= Harper by Harper's Bazaar =

harper by Harper's Bazaar (referred to as "harper") is a supplement to the American women's fashion magazine Harper's Bazaar presented in various physical and digital formats.

==History==
The supplement was introduced at 8:00 AM on February 9, 2015 by Harper's Bazaar editor in chief Glenda Bailey who describes its initial vision as "a contemporary supplement for young women". It was founded as a resurrection of Junior Bazaar, which Harper's Bazaar had published in the 1940s, according to Harper's Bazaar publisher Carol Smith. According to Folio: Magazines Michael Rondon, the debut 24-page edition was sponsored by Nordstrom. Initially, the supplementary magazine had a print circulation of 375,000—about half its total paid circulation—and digital distribution of 8.1 million.

==Format==
In 2015, it was produced quarterly with celebrity guest editors from the fashion world for its first three editions in February (Alexa Chung), April (Rosie Huntington-Whiteley) and August (Emily Ratajkowski).

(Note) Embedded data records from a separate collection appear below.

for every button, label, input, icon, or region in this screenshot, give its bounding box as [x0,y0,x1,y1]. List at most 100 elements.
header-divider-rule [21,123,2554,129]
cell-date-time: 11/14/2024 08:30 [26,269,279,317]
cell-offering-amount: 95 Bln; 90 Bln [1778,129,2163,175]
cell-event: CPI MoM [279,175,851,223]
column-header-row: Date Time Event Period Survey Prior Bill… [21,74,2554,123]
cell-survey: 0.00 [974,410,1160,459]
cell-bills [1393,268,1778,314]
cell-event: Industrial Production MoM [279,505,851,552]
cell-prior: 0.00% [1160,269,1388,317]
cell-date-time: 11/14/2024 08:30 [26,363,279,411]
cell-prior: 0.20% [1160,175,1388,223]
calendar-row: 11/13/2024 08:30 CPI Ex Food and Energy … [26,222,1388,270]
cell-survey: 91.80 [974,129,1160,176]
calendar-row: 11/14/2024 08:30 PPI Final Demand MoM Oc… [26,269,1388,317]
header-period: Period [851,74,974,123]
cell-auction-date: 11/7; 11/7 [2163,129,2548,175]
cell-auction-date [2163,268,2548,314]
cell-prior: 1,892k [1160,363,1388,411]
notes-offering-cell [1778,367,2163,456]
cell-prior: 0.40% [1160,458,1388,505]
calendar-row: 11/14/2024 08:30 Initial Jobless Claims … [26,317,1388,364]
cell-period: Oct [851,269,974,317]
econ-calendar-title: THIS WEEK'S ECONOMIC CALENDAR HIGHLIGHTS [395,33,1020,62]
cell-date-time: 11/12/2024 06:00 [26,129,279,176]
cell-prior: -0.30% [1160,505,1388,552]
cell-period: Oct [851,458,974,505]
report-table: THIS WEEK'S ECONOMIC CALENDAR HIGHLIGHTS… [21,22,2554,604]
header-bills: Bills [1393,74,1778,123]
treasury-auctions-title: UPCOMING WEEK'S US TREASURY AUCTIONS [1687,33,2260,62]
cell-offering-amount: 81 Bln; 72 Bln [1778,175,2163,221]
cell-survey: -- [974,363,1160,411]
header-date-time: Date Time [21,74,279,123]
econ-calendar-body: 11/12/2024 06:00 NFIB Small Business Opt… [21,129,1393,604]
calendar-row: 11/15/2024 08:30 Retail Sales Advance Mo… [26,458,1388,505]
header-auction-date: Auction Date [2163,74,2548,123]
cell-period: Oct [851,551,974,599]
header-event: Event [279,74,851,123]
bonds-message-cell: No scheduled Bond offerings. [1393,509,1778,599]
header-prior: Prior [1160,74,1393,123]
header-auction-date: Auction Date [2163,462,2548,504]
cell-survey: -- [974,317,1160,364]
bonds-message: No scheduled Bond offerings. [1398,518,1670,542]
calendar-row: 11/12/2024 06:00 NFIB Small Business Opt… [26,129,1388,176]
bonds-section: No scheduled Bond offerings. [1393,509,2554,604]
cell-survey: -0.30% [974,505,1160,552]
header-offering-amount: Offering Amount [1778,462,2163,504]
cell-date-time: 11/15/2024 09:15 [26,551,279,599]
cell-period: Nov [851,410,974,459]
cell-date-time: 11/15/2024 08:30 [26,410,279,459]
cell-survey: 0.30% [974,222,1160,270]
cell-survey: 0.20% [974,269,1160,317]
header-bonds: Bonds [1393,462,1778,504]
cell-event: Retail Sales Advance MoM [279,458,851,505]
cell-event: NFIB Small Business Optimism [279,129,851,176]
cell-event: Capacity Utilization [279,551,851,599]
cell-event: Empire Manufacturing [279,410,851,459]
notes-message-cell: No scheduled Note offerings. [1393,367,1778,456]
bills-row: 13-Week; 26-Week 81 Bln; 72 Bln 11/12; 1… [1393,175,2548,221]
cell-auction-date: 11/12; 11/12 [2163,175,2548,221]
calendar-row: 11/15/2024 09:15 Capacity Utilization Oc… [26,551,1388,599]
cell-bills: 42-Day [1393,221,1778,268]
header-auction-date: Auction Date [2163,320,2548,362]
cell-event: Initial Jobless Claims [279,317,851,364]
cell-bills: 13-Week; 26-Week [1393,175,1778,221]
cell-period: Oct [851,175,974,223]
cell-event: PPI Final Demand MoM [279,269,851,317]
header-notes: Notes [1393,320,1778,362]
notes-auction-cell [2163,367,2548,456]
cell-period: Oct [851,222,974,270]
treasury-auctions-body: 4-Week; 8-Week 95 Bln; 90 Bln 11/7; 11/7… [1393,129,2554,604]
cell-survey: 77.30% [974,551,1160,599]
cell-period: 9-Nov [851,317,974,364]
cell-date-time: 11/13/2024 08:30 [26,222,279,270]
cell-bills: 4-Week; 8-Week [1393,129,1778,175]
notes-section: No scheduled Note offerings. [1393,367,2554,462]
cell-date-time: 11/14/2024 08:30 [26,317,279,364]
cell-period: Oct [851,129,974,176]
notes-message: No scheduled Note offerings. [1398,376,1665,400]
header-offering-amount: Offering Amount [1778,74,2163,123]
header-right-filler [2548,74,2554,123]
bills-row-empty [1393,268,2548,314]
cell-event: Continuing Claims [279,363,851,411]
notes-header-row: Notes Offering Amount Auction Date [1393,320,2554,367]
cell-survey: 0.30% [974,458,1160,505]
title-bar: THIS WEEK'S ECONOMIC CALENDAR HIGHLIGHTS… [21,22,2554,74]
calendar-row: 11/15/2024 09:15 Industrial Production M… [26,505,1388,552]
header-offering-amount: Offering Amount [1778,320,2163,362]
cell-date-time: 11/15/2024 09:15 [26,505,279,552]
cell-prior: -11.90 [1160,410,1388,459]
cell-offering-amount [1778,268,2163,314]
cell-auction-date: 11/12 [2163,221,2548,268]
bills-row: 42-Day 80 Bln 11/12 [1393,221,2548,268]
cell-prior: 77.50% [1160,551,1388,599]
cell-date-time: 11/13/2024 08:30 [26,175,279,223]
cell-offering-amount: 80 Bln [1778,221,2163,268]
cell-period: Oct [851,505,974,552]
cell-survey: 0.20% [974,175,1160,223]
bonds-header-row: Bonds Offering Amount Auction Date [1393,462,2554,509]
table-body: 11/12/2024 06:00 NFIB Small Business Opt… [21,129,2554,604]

Each initial guest editor also served as the subject of a cover story fashion shoot as well as the subject a 24-hour day in the life feature. According to Adweeks Chris O'Shea, the supplement, which will feature a different guest editor with each edition, is a miniature version of the magazine that generates additional revenue by providing a forum for advertisers to promote their wares to "stylish and social millennial women who love to shop". The work is presented as a print insert to Bazaar as well as in a digital media, a social media and shopping media outlet.